Я шел к Ирининому дому, где пережил ночью столько страха. Дом стоял заколоченный, у калитки росли чертополох и полынь — печальная, мертвая картина. Рядом с этим домом, с одной и с другой стороны, жили живой жизнью соседские дома: дым валил из трубы одного, ребенок играл со щенком, урчала свинья, девушка полола грядки в огороде другого дома. Я не видел ее лица, но изгиб шеи, плечи, пучок волос на затылке напомнили мне Иру — все молодые женщины были похожи на нее, во всех девичьих лицах я находил ее черты, и эта всей фигурой напомнила мне ее...
Я стоял, смотрел, она почувствовала, наверно, мой взгляд, выпрямилась, Ирининым знакомым жестом поправила волосы и обернулась...
Это была она, Ирина.
Нет, я не ощущал ни страха, ни удивления. Это странно, невероятно, но я и в самом деле не испытал того, что, кажется, должен был бы испытать человек, увидев перед собой живым того, кто был мертв. Я окаменел, даже сердце не дрогнуло, стоял и смотрел на нее.
— Ну что вы смотрите так?— сказала она.— Это я, я.

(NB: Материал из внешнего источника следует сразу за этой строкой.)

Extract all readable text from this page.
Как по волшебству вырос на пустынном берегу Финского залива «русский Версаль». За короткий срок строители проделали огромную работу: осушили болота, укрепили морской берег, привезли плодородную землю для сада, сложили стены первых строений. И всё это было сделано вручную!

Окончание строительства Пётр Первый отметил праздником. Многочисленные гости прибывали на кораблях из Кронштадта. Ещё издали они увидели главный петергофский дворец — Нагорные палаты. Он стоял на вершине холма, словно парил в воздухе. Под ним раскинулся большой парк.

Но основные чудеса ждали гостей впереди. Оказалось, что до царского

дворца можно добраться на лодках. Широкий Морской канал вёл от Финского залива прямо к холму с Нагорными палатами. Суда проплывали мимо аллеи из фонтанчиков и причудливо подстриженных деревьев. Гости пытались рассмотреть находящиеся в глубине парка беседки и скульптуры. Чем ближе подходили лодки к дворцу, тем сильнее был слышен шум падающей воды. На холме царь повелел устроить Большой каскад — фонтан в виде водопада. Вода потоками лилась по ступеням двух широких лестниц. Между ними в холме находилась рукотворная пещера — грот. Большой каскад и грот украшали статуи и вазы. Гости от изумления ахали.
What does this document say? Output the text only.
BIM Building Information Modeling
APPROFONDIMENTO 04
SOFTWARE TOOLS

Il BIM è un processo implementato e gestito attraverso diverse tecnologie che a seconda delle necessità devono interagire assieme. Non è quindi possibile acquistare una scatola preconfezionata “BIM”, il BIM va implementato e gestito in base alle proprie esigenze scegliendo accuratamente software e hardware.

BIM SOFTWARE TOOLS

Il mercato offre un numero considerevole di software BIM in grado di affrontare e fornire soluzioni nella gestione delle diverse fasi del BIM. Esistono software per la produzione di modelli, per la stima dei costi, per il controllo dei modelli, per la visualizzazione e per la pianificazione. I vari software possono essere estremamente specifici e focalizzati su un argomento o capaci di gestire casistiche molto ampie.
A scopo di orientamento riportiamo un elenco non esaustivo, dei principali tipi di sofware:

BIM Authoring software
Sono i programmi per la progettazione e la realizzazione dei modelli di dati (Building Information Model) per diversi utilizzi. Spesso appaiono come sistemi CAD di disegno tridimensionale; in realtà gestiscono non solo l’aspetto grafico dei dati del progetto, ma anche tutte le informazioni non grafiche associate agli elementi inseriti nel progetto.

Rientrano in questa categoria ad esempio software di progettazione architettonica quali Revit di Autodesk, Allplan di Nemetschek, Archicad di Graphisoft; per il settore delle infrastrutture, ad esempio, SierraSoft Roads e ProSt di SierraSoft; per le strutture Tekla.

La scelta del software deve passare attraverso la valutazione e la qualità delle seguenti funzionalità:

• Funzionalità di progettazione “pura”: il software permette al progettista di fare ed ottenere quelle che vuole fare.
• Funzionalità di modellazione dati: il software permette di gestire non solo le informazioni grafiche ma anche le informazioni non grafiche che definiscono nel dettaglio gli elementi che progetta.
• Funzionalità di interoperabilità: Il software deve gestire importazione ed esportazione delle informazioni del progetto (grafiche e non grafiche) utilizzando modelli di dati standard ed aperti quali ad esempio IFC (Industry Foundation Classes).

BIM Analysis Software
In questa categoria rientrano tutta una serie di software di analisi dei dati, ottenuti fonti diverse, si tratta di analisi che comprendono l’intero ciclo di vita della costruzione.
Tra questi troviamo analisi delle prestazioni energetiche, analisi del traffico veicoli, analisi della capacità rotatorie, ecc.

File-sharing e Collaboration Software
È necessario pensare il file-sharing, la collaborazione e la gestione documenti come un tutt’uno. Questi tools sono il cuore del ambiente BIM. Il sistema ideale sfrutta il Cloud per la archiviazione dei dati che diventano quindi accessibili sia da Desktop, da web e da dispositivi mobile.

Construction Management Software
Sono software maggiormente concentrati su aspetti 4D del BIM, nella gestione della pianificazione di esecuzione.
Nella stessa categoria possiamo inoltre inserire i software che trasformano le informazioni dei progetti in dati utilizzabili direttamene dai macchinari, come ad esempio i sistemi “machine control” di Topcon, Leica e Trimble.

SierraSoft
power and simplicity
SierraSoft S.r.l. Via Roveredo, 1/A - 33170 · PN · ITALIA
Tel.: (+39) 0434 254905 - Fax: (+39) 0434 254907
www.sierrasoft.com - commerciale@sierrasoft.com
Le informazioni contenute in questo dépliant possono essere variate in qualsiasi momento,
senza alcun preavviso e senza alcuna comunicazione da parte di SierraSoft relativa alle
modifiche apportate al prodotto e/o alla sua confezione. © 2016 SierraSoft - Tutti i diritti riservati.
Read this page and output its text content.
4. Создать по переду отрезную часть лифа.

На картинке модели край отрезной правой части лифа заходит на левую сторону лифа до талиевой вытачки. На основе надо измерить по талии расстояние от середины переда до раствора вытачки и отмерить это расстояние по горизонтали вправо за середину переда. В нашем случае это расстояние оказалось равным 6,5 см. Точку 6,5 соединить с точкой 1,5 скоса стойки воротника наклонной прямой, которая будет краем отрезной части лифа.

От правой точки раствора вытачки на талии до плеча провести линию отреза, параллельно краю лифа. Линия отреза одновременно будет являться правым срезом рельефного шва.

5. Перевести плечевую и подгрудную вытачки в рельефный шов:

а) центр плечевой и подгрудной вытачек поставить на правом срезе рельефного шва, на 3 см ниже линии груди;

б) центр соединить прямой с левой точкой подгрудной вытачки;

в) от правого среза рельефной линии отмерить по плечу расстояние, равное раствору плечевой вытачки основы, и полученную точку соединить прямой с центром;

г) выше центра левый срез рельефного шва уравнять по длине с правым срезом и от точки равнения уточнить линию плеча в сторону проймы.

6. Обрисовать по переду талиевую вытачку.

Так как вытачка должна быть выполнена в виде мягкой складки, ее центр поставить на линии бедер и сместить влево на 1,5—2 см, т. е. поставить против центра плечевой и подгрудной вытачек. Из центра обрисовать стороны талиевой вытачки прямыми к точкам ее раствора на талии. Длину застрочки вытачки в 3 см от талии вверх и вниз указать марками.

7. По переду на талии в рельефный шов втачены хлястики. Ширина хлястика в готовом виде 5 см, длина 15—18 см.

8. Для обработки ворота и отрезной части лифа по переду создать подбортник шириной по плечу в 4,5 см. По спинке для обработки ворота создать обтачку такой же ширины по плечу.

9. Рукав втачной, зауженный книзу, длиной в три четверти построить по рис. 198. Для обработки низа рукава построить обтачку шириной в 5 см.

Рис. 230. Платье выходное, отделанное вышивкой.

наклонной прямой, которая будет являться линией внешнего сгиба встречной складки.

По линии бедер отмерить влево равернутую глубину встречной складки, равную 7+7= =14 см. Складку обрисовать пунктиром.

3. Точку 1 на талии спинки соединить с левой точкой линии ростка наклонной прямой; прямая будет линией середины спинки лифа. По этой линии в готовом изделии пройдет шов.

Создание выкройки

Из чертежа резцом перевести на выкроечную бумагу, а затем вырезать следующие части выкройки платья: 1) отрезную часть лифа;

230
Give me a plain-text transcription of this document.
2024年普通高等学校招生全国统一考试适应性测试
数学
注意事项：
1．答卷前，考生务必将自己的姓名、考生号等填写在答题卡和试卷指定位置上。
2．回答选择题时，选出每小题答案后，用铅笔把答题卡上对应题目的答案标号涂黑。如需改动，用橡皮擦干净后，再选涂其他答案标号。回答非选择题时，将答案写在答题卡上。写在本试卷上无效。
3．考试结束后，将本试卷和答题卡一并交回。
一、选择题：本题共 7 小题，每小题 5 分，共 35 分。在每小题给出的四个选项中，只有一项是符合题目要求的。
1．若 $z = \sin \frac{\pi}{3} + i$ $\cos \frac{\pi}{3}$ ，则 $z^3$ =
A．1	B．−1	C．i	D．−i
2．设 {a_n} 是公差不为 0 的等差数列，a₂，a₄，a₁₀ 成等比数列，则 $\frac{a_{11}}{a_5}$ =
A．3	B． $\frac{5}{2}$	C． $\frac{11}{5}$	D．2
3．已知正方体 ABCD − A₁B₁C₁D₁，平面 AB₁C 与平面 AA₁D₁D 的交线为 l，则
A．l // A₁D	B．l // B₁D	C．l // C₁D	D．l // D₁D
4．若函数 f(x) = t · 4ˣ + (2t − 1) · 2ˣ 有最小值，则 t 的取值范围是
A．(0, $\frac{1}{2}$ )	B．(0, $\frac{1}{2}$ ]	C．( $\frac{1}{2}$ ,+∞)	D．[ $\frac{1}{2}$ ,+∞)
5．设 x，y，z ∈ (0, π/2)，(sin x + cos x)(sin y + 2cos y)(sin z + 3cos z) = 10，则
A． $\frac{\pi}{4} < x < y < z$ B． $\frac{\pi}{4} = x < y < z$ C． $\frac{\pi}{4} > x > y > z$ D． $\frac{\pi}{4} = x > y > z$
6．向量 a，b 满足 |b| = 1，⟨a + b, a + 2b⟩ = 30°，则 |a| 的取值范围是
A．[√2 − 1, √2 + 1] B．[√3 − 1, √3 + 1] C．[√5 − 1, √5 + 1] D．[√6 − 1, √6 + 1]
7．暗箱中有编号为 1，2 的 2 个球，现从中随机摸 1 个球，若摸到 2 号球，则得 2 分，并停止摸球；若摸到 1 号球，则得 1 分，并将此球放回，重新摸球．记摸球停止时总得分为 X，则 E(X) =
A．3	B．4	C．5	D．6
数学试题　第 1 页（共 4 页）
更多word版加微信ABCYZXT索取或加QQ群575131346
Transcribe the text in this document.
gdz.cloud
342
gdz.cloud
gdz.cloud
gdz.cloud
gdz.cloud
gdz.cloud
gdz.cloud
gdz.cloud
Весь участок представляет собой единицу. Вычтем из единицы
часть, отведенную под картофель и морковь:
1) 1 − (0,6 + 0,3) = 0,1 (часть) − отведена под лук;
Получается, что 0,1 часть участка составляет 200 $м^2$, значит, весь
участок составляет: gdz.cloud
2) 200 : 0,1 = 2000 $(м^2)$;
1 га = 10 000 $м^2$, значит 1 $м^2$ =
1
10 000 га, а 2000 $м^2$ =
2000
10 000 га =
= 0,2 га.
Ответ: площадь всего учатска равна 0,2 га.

Здравствуйте.
Я не мог двинуться. Да, это была она. Воскресшая? Или никогда не умиравшая? Я еще не понимал, что произошло, но знал уже, что обманут. Как, каким образом, почему обманут — не в этом суть, всему найдется объяснение, и это ощущение прежде всего было во мне, а не удивление, не радость встречи с нею. Я себя пожалел за то, что пережил так много и так попусту.